COMMUNAUTÉ ET RITUELS
Pour ce qui est du bullshit, il n'y a pas que la ville qui tient son lot de pépites. Certaines dérives d'une écologie teintée d'un folklore new-age peuvent vite se transformer en vrais pièges idéologiques. L'une des qualités principales du baba-light, c'est justement qu'il sait les éviter. L'influenceuse Catia.cosmos fait partie de ceux-là. Elle a récemment acheté une maison proche de l'océan et partage son temps entre Paris et la campagne. « Le problème ce n’est pas les communautés mais les gens que ça attire.
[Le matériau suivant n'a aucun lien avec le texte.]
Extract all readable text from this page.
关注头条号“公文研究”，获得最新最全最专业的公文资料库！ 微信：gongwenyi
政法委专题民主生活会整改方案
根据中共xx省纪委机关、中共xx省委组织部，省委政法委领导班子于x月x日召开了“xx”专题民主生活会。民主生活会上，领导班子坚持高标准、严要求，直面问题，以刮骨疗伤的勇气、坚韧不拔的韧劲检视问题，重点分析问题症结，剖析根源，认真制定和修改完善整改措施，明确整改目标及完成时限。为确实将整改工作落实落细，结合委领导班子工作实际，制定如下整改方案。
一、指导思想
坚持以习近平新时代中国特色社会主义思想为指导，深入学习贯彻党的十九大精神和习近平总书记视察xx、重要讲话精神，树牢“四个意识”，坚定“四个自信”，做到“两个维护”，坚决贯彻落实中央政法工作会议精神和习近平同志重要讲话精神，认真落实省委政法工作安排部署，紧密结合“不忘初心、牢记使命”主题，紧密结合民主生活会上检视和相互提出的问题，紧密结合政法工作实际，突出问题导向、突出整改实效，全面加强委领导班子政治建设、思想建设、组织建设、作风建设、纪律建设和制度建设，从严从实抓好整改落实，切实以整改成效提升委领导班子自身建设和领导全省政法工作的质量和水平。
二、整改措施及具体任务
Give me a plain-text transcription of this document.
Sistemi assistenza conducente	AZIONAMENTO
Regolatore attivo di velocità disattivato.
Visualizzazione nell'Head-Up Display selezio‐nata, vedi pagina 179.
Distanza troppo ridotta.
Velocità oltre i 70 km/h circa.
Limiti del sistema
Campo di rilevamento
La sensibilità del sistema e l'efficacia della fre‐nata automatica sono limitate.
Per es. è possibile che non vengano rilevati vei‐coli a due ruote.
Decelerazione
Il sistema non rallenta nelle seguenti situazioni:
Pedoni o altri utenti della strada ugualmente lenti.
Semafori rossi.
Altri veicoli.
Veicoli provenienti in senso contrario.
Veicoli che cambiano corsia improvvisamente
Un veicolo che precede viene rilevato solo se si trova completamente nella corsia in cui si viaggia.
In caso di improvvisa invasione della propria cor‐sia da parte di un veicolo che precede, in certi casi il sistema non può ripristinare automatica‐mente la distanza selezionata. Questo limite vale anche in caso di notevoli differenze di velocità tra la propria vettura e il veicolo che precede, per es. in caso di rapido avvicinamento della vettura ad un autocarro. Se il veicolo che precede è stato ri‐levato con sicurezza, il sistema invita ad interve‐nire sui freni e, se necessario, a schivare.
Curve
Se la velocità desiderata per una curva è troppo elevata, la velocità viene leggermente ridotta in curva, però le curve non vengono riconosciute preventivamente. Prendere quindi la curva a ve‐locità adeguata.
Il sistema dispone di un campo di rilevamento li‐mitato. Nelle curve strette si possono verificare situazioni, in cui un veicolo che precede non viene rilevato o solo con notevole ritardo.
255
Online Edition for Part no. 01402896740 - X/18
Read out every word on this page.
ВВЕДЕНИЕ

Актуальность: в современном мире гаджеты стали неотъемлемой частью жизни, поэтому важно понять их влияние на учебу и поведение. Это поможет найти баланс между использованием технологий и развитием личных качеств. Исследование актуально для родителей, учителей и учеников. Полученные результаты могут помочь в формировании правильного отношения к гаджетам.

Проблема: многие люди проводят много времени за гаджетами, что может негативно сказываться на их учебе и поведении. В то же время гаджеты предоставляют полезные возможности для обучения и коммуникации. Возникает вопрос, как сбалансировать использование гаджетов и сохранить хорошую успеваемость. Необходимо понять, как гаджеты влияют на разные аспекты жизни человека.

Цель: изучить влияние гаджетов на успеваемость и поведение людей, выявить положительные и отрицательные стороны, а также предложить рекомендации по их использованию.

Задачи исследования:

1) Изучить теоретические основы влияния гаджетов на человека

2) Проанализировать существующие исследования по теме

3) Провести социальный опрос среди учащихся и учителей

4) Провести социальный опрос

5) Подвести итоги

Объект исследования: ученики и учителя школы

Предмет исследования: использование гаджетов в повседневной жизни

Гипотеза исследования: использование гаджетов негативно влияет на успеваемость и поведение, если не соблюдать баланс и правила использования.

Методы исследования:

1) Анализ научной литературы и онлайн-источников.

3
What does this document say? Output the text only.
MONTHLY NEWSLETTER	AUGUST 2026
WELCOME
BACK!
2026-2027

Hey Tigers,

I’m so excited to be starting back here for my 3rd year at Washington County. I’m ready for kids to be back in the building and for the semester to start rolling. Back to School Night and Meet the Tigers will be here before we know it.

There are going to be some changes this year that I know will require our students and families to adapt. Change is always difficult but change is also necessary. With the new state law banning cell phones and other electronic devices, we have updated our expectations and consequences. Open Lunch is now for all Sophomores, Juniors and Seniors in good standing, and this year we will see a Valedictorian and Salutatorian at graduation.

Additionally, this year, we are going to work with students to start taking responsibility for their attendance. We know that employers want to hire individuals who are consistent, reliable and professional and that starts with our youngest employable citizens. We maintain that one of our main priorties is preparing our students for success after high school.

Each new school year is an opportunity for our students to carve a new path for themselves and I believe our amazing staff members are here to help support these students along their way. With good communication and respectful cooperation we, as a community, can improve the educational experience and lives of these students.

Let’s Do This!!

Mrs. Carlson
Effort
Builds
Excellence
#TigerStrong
Ça part d’un bon sentiment que de vouloir lier le spirituel, la magie, la sorcellerie qui est très à la mode, les rituels, etc. Mais je me demande pourquoi ils font ça. Quelle est leur réelle motivation ? C’est souvent biaisé. On a des gens qui veulent faire passer leurs idées sans laisser de liberté aux autres. Les plus gros manipulateurs se retrouvent dans ces milieux-là. On se sert de cette sagesse pour la détourner et faire du mal aux plus sensibles. » Toute la force du babalight réside dans sa faculté à prendre ce qu'il y a de plus intéressant dans chaque mode de vie pour en faire un combo idéal. Julien Labrousse, propriétaire de théâtres parisiens et cofondateur du magazine Regain – le magazine sur la campagne pour les citadins – est parti s'installer avec sa famille au Portugal, où il a créé un concept de résidence mêlant culture, tourisme et agriculture. « Autour de moi, environ 10 % des personnes que je connais ont fait ce choix de quitter la ville. J’ai un copain qui est en mode new-age, il habitait à Berlin avant, et aujourd’hui il vit avec 60 euros par mois en totale autosuffisance. C’est des modes de vie durs, c’est un peu austère, un peu extrême. J’en connais un autre qui était chef étoilé au Luxembourg, il a planté son restaurant pour s’installer au Portugal, il a construit sa maison en terre crue, il a déscolarisé ses enfants, ils n’ont pas internet. Je ne suis pas sûr que ce soit le bon modèle. Il faut une écologie censée, consommer intelligemment tout en gardant son confort. C’est même pas quelque chose d’innovant. » Julien Labrousse et les autres babas-light participent tous à la création de nouveaux modes de vie à la campagne qui en inspireront sûrement d'autres. Qui sait, peutêtre que Technikart ira s'installer prochainement dans le Perche...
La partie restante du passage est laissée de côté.